Probleem 4: onduidelijke opbouw Een maand van te voren hangt de hele school al vol posters: het schoolfeest komt eraan. De leerlingen van de vierde klas van het Pascal College willen het soms iets wat saaie schoolfeest toch nog leuk maken voor zichzelf. De oplossing om een saai feestje leuk te maken, is voordrinken.
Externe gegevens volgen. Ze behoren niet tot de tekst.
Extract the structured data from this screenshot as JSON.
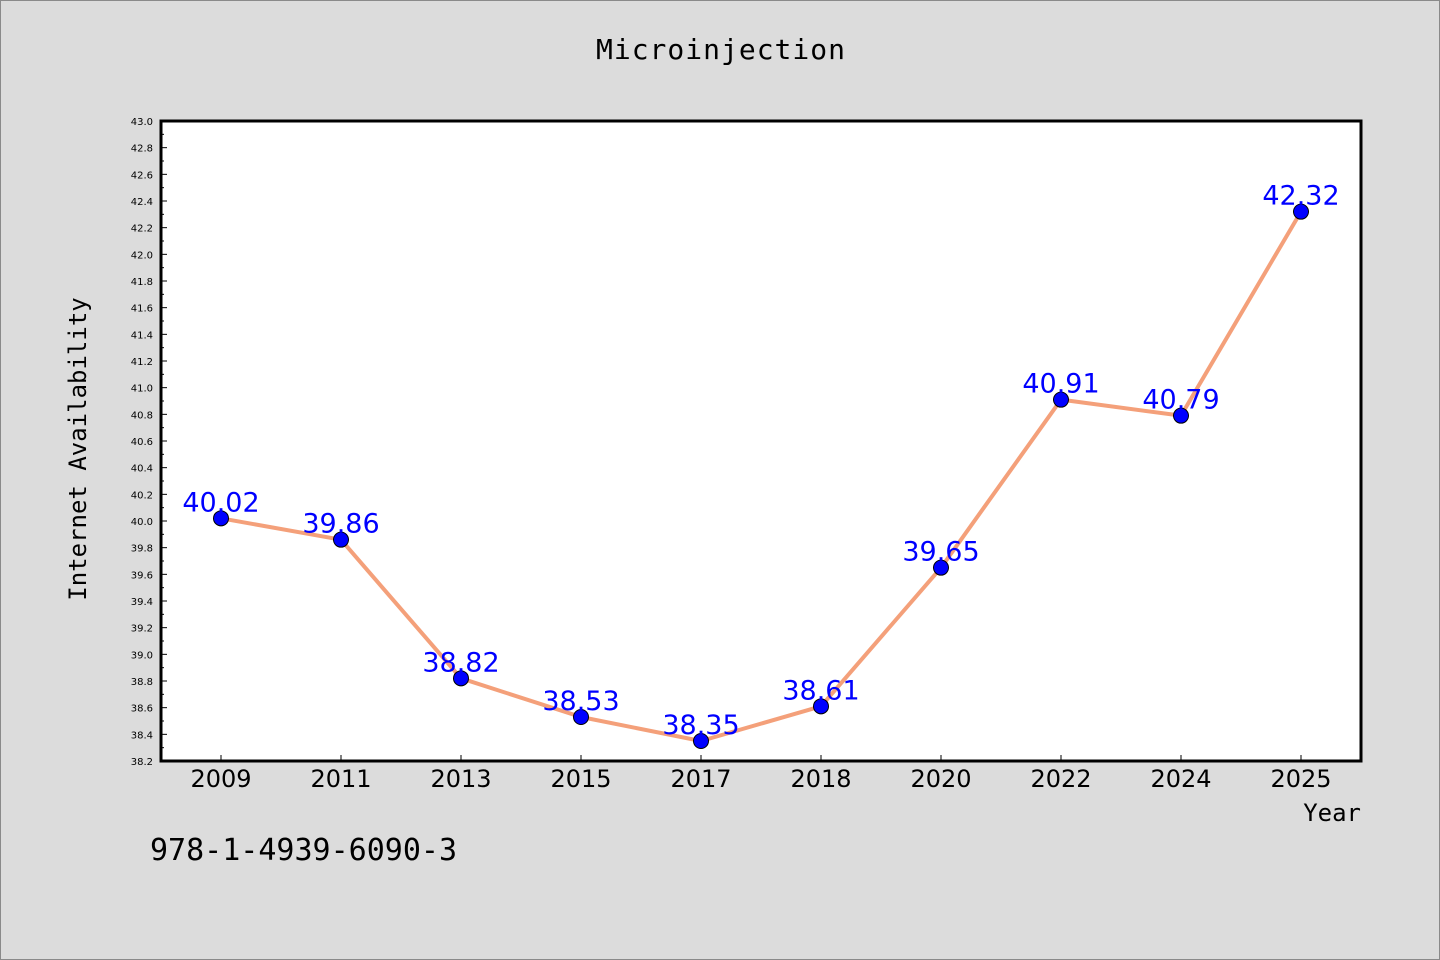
{
  "chart_data": {
    "type": "line",
    "title": "Microinjection",
    "xlabel": "Year",
    "ylabel": "Internet Availability",
    "categories": [
      "2009",
      "2011",
      "2013",
      "2015",
      "2017",
      "2018",
      "2020",
      "2022",
      "2024",
      "2025"
    ],
    "series": [
      {
        "values": [
          40.02,
          39.86,
          38.82,
          38.53,
          38.35,
          38.61,
          39.65,
          40.91,
          40.79,
          42.32
        ]
      }
    ],
    "data_labels": [
      "40.02",
      "39.86",
      "38.82",
      "38.53",
      "38.35",
      "38.61",
      "39.65",
      "40.91",
      "40.79",
      "42.32"
    ],
    "ylim": [
      38.2,
      43.0
    ],
    "y_ticks": [
      "38.2",
      "38.4",
      "38.6",
      "38.8",
      "39.0",
      "39.2",
      "39.4",
      "39.6",
      "39.8",
      "40.0",
      "40.2",
      "40.4",
      "40.6",
      "40.8",
      "41.0",
      "41.2",
      "41.4",
      "41.6",
      "41.8",
      "42.0",
      "42.2",
      "42.4",
      "42.6",
      "42.8",
      "43.0"
    ],
    "grid": false,
    "legend": "none",
    "colors": {
      "line": "#f4a07a",
      "marker": "#0000ff",
      "label": "#0000ff",
      "plot_bg": "#ffffff",
      "page_bg": "#dcdcdc"
    }
  },
  "footnote": "978-1-4939-6090-3"
}
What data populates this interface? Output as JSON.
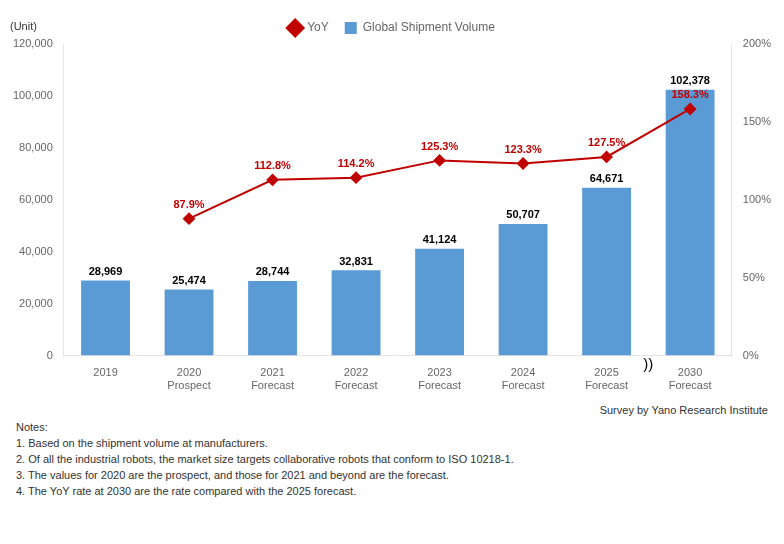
{
  "chart_data": {
    "type": "bar",
    "categories": [
      "2019",
      "2020\nProspect",
      "2021\nForecast",
      "2022\nForecast",
      "2023\nForecast",
      "2024\nForecast",
      "2025\nForecast",
      "2030\nForecast"
    ],
    "series": [
      {
        "name": "Global Shipment Volume",
        "type": "bar",
        "color": "#5B9BD5",
        "values": [
          28969,
          25474,
          28744,
          32831,
          41124,
          50707,
          64671,
          102378
        ],
        "value_labels": [
          "28,969",
          "25,474",
          "28,744",
          "32,831",
          "41,124",
          "50,707",
          "64,671",
          "102,378"
        ]
      },
      {
        "name": "YoY",
        "type": "line",
        "axis": "y2",
        "color": "#C00000",
        "marker": "diamond",
        "line_style": "solid",
        "values": [
          null,
          87.9,
          112.8,
          114.2,
          125.3,
          123.3,
          127.5,
          158.3
        ],
        "value_labels": [
          null,
          "87.9%",
          "112.8%",
          "114.2%",
          "125.3%",
          "123.3%",
          "127.5%",
          "158.3%"
        ]
      }
    ],
    "ylabel": "(Unit)",
    "ylim": [
      0,
      120000
    ],
    "yticks": [
      0,
      {
        "value": 20000,
        "label": "20,000"
      },
      {
        "value": 40000,
        "label": "40,000"
      },
      {
        "value": 60000,
        "label": "60,000"
      },
      {
        "value": 80000,
        "label": "80,000"
      },
      {
        "value": 100000,
        "label": "100,000"
      },
      {
        "value": 120000,
        "label": "120,000"
      }
    ],
    "y2lim": [
      0,
      200
    ],
    "y2ticks": [
      {
        "value": 0,
        "label": "0%"
      },
      {
        "value": 50,
        "label": "50%"
      },
      {
        "value": 100,
        "label": "100%"
      },
      {
        "value": 150,
        "label": "150%"
      },
      {
        "value": 200,
        "label": "200%"
      }
    ],
    "annotations": [
      "))"
    ],
    "notes": "Notes:\n1. Based on the shipment volume at manufacturers.\n2. Of all the industrial robots, the market size targets collaborative robots that conform to ISO 10218-1.\n3. The values for 2020 are the prospect, and those for 2021 and beyond are the forecast.\n4. The YoY rate at 2030 are the rate compared with the 2025 forecast.",
    "source": "Survey by Yano Research Institute",
    "grid": false,
    "legend": "top",
    "data_labels": true
  }
}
In groepen gaan de jongeren bij elkaar thuis zitten en gooien zonder enige schaamte allerlei alcoholische versnaperingen achterover. Op het schoolfeest lopen de jongeren half dronken rond, wat de leraren vaak niet doorhebben. Er kan van alles gebeuren. Drinken voor schoolfeesten brengt veel risico’s met zich mee. Zowel in alinea 1 als 2 wordt de aandacht getrokken en het onderwerp geintroduceerd, waardoor het onduidelijk is waar dit artikel over gaat.
Een maand van te voren hangt het Pascal College al vol posters: het schoolfeest komt eraan. De vierdeklassers verheugen zich erop, maar de schoolfeesten zijn vaak ook saai. De oplossing om een saai feestje leuk te maken, is voordrinken. In groepen gaan de jongeren bij elkaar thuis zitten en gooien zonder enige schaamte allerlei alcoholische versnaperingen achterover. Op het schoolfeest lopen de jongeren half dronken rond, wat de leraren vaak niet doorhebben. Er kan van alles gebeuren. Drinken voor schoolfeesten brengt veel risico’s met zich mee. Daar moet iets aan gedaan worden en daarom moeten de schoolfeesten leuker worden. Daar zijn drie simpele oplossingen voor.
Opdracht Leesdossier inleveren? Uiterlijk a.s. vrijdag. Opdracht 5 – bouwplan – inleveren. De leerlingen die opdracht 4 terug krijgen, mogen de taal-, zinsbouw-, spel- en interpunctiefouten (aangegeven met markeerstift en pen, toen de markeerstiften op waren) verbeteren. Iedereen begint aan opdracht 9: het schrijven van een slot. (Geen huiswerk, morgen verder.)
Opdracht 9 Schrijf een slot Een slot bestaat uit één alinea: Hoofdgedachte = conclusie of antwoord probleemstelling. Samenvatting (vooral belangrijk bij beschouwing). Afweging. Toekomstverwachting. Aansporing (vooral belangrijk bij activerende tekst). Uitsmijter.